After reversing a downward trend in the first quarter of 2019, the occupancy rate for U.S. senior housing communities declined slightly in the second quarter, according to new data from the National Investment Center for Seniors Housing & Care (NIC).
The overall occupancy rate dropped 0.3 percentage points to 87.8% in Q2, marking the lowest level since the second quarter of 2011. Occupancy in independent living communities fell to 90.2% in the second quarter, while the rate of occupancy in assisted living communities reached an all-time low of 85.1%. The most recent high occupancy rate of 90.2% was set in the fourth quarter of 2014.
As in previous quarters, occupancy varied widely among the 31 major markets which NIC tracks. In fact, there was a 17 percentage point spread in occupancy across those markets, with San Jose, California, at the high end (95.7%) and Houston at the low end (81.1%).
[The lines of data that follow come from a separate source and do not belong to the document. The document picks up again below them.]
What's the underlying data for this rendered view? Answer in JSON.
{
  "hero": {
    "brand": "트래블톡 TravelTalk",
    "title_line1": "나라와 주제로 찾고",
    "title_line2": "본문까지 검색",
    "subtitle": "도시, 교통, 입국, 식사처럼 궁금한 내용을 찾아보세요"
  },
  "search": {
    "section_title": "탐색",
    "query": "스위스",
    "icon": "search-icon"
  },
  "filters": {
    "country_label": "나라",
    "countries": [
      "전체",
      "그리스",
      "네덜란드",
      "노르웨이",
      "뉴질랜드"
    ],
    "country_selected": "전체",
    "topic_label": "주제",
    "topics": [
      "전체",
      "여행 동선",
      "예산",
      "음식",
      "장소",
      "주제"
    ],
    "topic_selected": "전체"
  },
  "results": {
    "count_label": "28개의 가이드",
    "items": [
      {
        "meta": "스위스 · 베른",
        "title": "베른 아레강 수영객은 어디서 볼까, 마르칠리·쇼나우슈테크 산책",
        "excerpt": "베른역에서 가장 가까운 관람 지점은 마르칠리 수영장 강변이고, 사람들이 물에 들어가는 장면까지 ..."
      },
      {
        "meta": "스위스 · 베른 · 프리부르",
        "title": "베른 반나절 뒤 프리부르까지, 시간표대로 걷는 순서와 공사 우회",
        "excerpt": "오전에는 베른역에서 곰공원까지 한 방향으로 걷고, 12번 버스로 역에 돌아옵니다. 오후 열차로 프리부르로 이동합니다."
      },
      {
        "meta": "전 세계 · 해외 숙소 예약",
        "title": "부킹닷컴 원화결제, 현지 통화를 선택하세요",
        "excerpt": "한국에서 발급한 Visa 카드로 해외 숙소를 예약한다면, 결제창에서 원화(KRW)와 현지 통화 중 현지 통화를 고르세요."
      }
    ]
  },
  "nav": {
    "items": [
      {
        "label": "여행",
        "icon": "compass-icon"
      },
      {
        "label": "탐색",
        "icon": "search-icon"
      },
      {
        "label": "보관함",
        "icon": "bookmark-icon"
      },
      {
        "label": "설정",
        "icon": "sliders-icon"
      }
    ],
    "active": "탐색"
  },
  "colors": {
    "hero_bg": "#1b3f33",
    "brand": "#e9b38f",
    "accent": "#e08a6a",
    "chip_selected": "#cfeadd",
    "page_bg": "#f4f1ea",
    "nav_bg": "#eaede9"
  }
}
Houston’s occupancy, however, rose 2.2% sequentially.
San Antonio experienced the largest year-over-year growth in occupancy, from 78.5% to 82.9%, while Los Angeles saw the largest year-over-year decrease, falling from 90.1% to 87.9%.
Local markets can vary due to the local economy, barriers to entry like zoning, land values and regulations or other factors such as changing demographics, according to Beth Burnham Mace, NIC’s chief economist.
“Markets in Texas may be easier to develop senior housing than in California,” Mace told Senior Housing News. “Sometimes the best use for land in California may not be senior housing.”
Despite the occupancy rate declines, however, NIC’s data suggests construction continues to slow, which should bode well for future occupancy. There were 19.113 new construction starts in NIC’s 31 primary markets in the last four quarters, the lowest numbers since 2014. These construction starts amounted to 3% of total existing senior housing inventory, down from 4.3% a year ago. The dropoff was most acute in assisted living, where construction accounted for 3.5% of overall inventory in the second quarter. That is the lowest number since late 2015, when construction as a part of inventory reached 6.5%.
“This should translate into slowed inventory growth moving forward. If demand holds, occupancy rates will trend upward,” Mace said.
The Q2 2019 absorption rate was 2.9%, a 0.1 percentage point dropoff from the previous quarter. Inventory growth dropped 0.1 percentage point, to 3%, but assisted living inventory growth decreased to 4.5% over Q1’s 4.9%.
“Industry leaders should keep an eye on this data going forward to make informed decisions on new developments and other potential investments,” Mace said.
Rent growth also dropped sequentially in Q2, to 2.9% versus Q1’s 3%. Mace advised investors to monitor rent growth, as it is being outpaced by wage growth. The Bureau of Labor Statistics reported hourly earnings for assisted living increased 4.6% in the first quarter, year-over-year.
“Operators will continue to be under pressure, as the disparity between wage and rent growth is putting a squeeze on some,” Mace said.